Vai-se além. Discute-se quem foi o mais importante artista plástico incorporado à comitiva real. Debret ou Taunay? Há assunto para as mais diversas abordagens.

Até hoje, os brasileiros estão encantados com o convívio de uma família real com o calor e a promiscuidade dos trópicos. Gostaram tanto que agregaram às suas escolas de samba a figura do rei e da rainha.

Votou-se em plebiscito pela república. Preservou-se, todavia, uma íntima admiração pela monarquia. Um baile em palácio, antecedido por um beija-mão, é o sonho pequeno burguês de todo nativo.
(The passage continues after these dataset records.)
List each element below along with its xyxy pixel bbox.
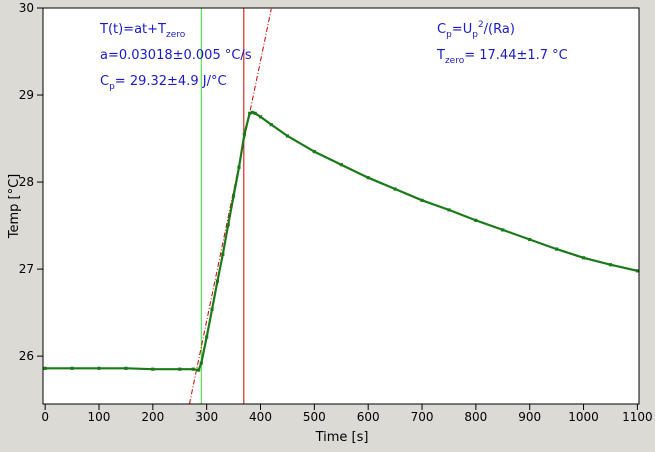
data-point	[70, 366, 74, 370]
data-point	[250, 110, 255, 115]
y-axis-label: Temp [°C]	[7, 174, 22, 240]
data-point	[528, 237, 532, 242]
x-tick-label: 100	[88, 410, 111, 424]
data-point	[366, 176, 370, 180]
data-point	[210, 307, 214, 311]
plot-frame	[42, 7, 640, 405]
annotation-line: Cp= 29.32±4.9 J/°C	[100, 74, 227, 92]
data-point	[339, 163, 343, 167]
data-point	[178, 367, 182, 371]
x-tick-label: 0	[41, 410, 49, 424]
data-point	[191, 367, 195, 371]
data-point	[312, 150, 316, 154]
data-point	[581, 256, 586, 260]
data-point	[242, 132, 246, 136]
plot-area	[43, 8, 639, 404]
x-tick-label: 500	[303, 410, 326, 424]
fit-annotations-right: Cp=Up2/(Ra) Tzero= 17.44±1.7 °C	[436, 20, 568, 66]
data-point	[221, 252, 225, 256]
data-point	[231, 194, 236, 198]
x-axis-label: Time [s]	[315, 430, 369, 445]
data-point	[43, 366, 47, 370]
data-point	[258, 115, 263, 119]
data-point	[420, 198, 424, 202]
linear-fit-line	[188, 8, 272, 404]
y-axis: 26 27 28 29 30	[19, 1, 43, 363]
annotation-line: Cp=Up2/(Ra)	[437, 20, 515, 40]
x-tick-label: 300	[195, 410, 218, 424]
y-tick-label: 29	[19, 88, 34, 102]
data-point	[199, 361, 203, 365]
data-point	[124, 366, 128, 370]
x-tick-label: 600	[357, 410, 380, 424]
y-tick-label: 26	[19, 349, 34, 363]
data-point	[635, 269, 639, 273]
data-point	[151, 367, 155, 371]
data-point	[205, 335, 209, 339]
data-point	[226, 223, 230, 227]
data-point	[215, 279, 220, 283]
y-tick-label: 27	[19, 262, 34, 276]
x-tick-label: 1000	[568, 410, 599, 424]
annotation-line: a=0.03018±0.005 °C/s	[100, 48, 252, 63]
data-point	[285, 134, 290, 138]
fit-annotations-left: T(t)=at+Tzero a=0.03018±0.005 °C/s Cp= 29.…	[99, 22, 252, 92]
data-point	[555, 247, 559, 251]
data-series-group	[43, 110, 639, 372]
x-tick-label: 400	[249, 410, 272, 424]
data-point	[196, 368, 201, 372]
data-point	[269, 123, 273, 127]
data-point	[393, 187, 397, 191]
data-point	[253, 111, 257, 115]
x-axis: 0 100 200 300 400 500 600 700 800 900 1000 1100	[41, 404, 653, 424]
fit-line-group	[188, 8, 272, 404]
data-point	[501, 228, 505, 232]
data-point	[237, 165, 241, 169]
annotation-line: T(t)=at+Tzero	[99, 22, 186, 40]
x-tick-label: 900	[518, 410, 541, 424]
data-point	[447, 208, 451, 212]
data-point	[248, 111, 252, 115]
y-tick-label: 30	[19, 1, 34, 15]
data-point	[608, 263, 613, 267]
x-tick-label: 700	[411, 410, 434, 424]
x-tick-label: 800	[464, 410, 487, 424]
y-tick-label: 28	[19, 175, 34, 189]
x-tick-label: 200	[141, 410, 164, 424]
x-tick-label: 1100	[622, 410, 653, 424]
vertical-markers	[200, 8, 245, 404]
data-point	[474, 218, 478, 222]
annotation-line: Tzero= 17.44±1.7 °C	[436, 48, 568, 66]
data-point	[97, 366, 101, 370]
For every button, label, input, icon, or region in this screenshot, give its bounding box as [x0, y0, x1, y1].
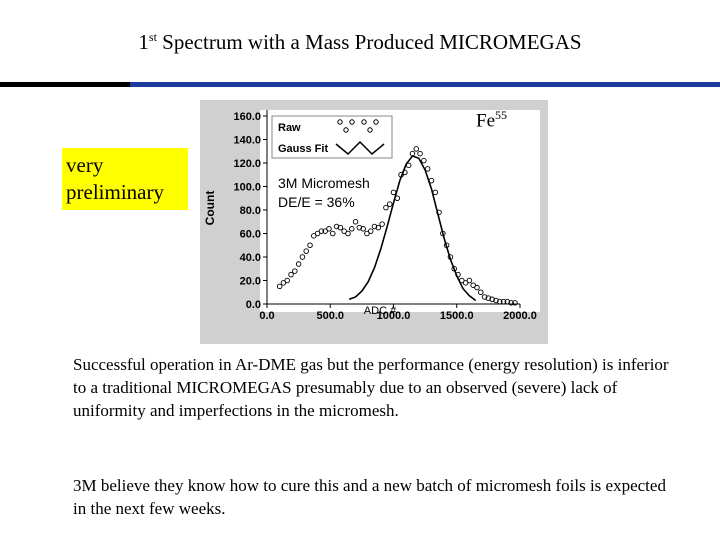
raw-data-point	[417, 150, 423, 157]
raw-data-point	[413, 146, 420, 152]
legend-raw-marker	[361, 119, 367, 125]
x-tick-label: 500.0	[316, 310, 344, 322]
spectrum-chart-svg: 0.020.040.060.080.0100.0120.0140.0160.0 …	[200, 100, 548, 344]
raw-data-point	[383, 204, 389, 211]
raw-data-point	[292, 268, 298, 274]
paragraph-outlook: 3M believe they know how to cure this an…	[73, 476, 666, 518]
raw-data-point	[345, 230, 351, 237]
title-rule-dark	[0, 82, 130, 87]
legend-raw-marker	[367, 127, 373, 133]
raw-data-point	[512, 300, 518, 306]
legend-raw-marker	[343, 127, 349, 133]
raw-data-point	[360, 226, 366, 232]
raw-data-point	[276, 283, 283, 290]
raw-data-point	[311, 233, 317, 239]
raw-data-point	[352, 218, 359, 225]
gauss-fit-line	[348, 154, 477, 302]
y-tick-label: 40.0	[240, 252, 261, 264]
raw-data-point	[337, 224, 344, 231]
raw-data-point	[349, 226, 355, 232]
raw-data-point	[330, 230, 336, 237]
legend: Raw Gauss Fit	[271, 115, 393, 159]
raw-data-point	[284, 277, 290, 284]
legend-fit-line	[335, 140, 385, 156]
y-tick-label: 80.0	[240, 205, 261, 217]
title-rule-blue	[130, 82, 720, 87]
raw-data-point	[500, 298, 507, 305]
y-tick-label: 160.0	[233, 111, 261, 123]
slide-title: 1st Spectrum with a Mass Produced MICROM…	[138, 30, 582, 54]
raw-data-point	[462, 280, 469, 286]
raw-data-point	[504, 298, 511, 305]
y-tick-label: 60.0	[240, 229, 261, 241]
raw-data-point	[508, 300, 514, 306]
legend-entry-raw: Raw	[278, 122, 301, 134]
raw-data-point	[367, 228, 374, 234]
raw-data-point	[371, 223, 378, 230]
raw-data-point	[333, 223, 340, 230]
x-tick-label: 0.0	[259, 310, 274, 322]
raw-data-point	[493, 297, 499, 304]
raw-data-point	[489, 296, 495, 303]
raw-data-point	[318, 228, 325, 234]
raw-data-point	[307, 242, 313, 248]
annotation-resolution: DE/E = 36%	[278, 194, 355, 210]
raw-data-point	[481, 294, 488, 300]
raw-data-point	[364, 230, 370, 237]
raw-data-point	[303, 248, 309, 254]
raw-data-point	[466, 277, 473, 284]
raw-data-point	[341, 228, 347, 234]
raw-data-point	[379, 221, 385, 227]
raw-data-point	[356, 224, 363, 231]
raw-data-point	[326, 226, 332, 232]
isotope-label: Fe55	[476, 108, 507, 132]
y-tick-label: 100.0	[233, 182, 261, 194]
raw-data-point	[295, 261, 302, 267]
raw-data-point	[497, 298, 503, 305]
raw-data-point	[299, 254, 306, 260]
spectrum-chart: 0.0 20.0 40.0 60.0 80.0 100.0 120.0 140.0 160.0 …	[200, 100, 548, 344]
raw-data-point	[386, 201, 393, 207]
y-tick-label: 140.0	[233, 135, 261, 147]
raw-data-point	[485, 295, 492, 301]
raw-data-point	[314, 230, 321, 237]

Chegou-se a extremos. A antes da proclamação da República, a elite compareceu a um baile, o da Ilha Fiscal. Todos de casaca e lisonjeados por estar com o Imperador.

Aqueles que se deliciaram com minuetos imperiais, de maneira pragmática e cínica, logo em seguida, adotaram a República. Deixaram de beijar a mão do Imperador. Trocaram o uso. Passaram a limpar botas castrenses.

Volte-se à cena central: a chegada da Família Real. O evento não pode ter leitura meramente coreográfica. Os antecedentes e as conseqüências da instalação de uma corte na América são complexos e estimulantes.

Quando duzentos mil soldados franceses ingressaram na Península Ibérica, cruzando os Pirineus, Napoleão Bonaparte era aliado dos reis de Espanha e adversário da monarquia portuguesa.

Franceses e espanhóis opunham-se às pretensões inglesas. Portugal mantinha longa aliança com a Grã-Bretanha. Em Trafalgal, a Espanha sofria grave derrota naval.

Enfraquecia-se a aliança hispano-francesa. Diante da derrota marítima, Napoleão confina os reis espanhóis em Bayona. Proclama seu irmão, José, como rei da Espanha e das Índias.

Apesar das demoradas comunicações da época, as notícias acabaram chegando à América Espanhola. Geram um impacto colossal entre índios, mestiços, negros, pardos e criollos. A consciência do vazio do poder.

Novas notícias são recebidas. Passam os hispano-americanos a conhecer a criação de juntas populares por toda a Espanha. Reação popular à ocupação francesa e à inércia da realeza espanhola.

As juntas, concebidas para a proteção da soberania espanhola, transformam-se, aqui na América, em momento subseqüente, em agentes dos movimentos de independência. Surgem por toda a parte.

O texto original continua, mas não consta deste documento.